Securing Remote Workforce
When you force employees to login to a virtual private network [VPN] prior to working on any task, all activity is performed behind the organizations firewall, thus securing data and any communications the employees have with systems, devices, and co-workers. This should also apply to any consultant or third-party vendors that have access to sensitive data, network or secure systems.
Document and have policies and procedures around password usage, forcing employees to use MFA/2FA where available, different passwords for different logins, rotation of passwords, and use of strong passwords that can’t be easily guessed or hacked.
Access & RBAC
Restrict access to employee only to those areas that are necessary to complete a job. Never give full access to any employee just for the sake of ease of use. All access provided should be based on roles, need to know basis and with least privilege.

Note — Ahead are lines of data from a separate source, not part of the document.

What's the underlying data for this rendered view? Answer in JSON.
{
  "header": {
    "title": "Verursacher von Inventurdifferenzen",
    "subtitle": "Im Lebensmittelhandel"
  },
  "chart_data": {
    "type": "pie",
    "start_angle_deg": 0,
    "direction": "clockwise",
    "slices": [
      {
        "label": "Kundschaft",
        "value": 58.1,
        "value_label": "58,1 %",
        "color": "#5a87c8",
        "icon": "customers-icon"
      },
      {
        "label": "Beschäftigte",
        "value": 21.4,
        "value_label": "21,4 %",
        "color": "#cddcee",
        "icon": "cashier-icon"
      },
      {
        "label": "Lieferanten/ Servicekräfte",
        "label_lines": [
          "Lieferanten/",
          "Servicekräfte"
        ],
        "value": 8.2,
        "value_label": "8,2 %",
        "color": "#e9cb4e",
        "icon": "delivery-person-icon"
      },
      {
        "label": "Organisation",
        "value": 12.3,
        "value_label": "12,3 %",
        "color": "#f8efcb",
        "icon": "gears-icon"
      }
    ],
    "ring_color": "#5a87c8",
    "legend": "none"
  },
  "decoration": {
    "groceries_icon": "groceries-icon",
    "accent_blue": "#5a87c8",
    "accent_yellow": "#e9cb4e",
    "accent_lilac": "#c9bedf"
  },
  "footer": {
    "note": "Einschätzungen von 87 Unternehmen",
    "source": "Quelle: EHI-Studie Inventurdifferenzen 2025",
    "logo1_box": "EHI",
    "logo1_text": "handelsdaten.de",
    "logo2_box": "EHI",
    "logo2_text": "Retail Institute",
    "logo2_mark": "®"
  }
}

User access permissions must be frequently reviewed by managers to ensure that correct personnel are listed on their team, and always revoke rights immediately upon termination. All access is revoked and accounts are disabled upon employee’s employment termination date.
Attack Surface Management [ASM]
Attack surface is the hardware, software, SaaS, and cloud assets that are accessible from the Internet that process or store your data. These assets can be attack vectors for cybercriminals who could use them to manipulate a network or system to extract data. Attack Surfaces can be known assets, unknown assets, vendors, rogue assets, etc..
ASM is the continuous discovery, inventory, classification, prioritization, and security monitoring of external digital assets that contain, transmit, or process sensitive data. It is everything outside of the firewall perimeter that attackers can discover as they research and target the threat landscape for vulnerable organizations.
Like every law has a loop hole, so does every policy and procedure, which can still introduce vulnerabilities, especially if remote employees refuse to follow them. Attack surface management software can run 24/7 in the background, monitor systems and immediately alert IT department if unauthorized access or suspicious activity is detected. This timely detection can save time and dollars by thwarting hackers before a cyberattack can be fully executed.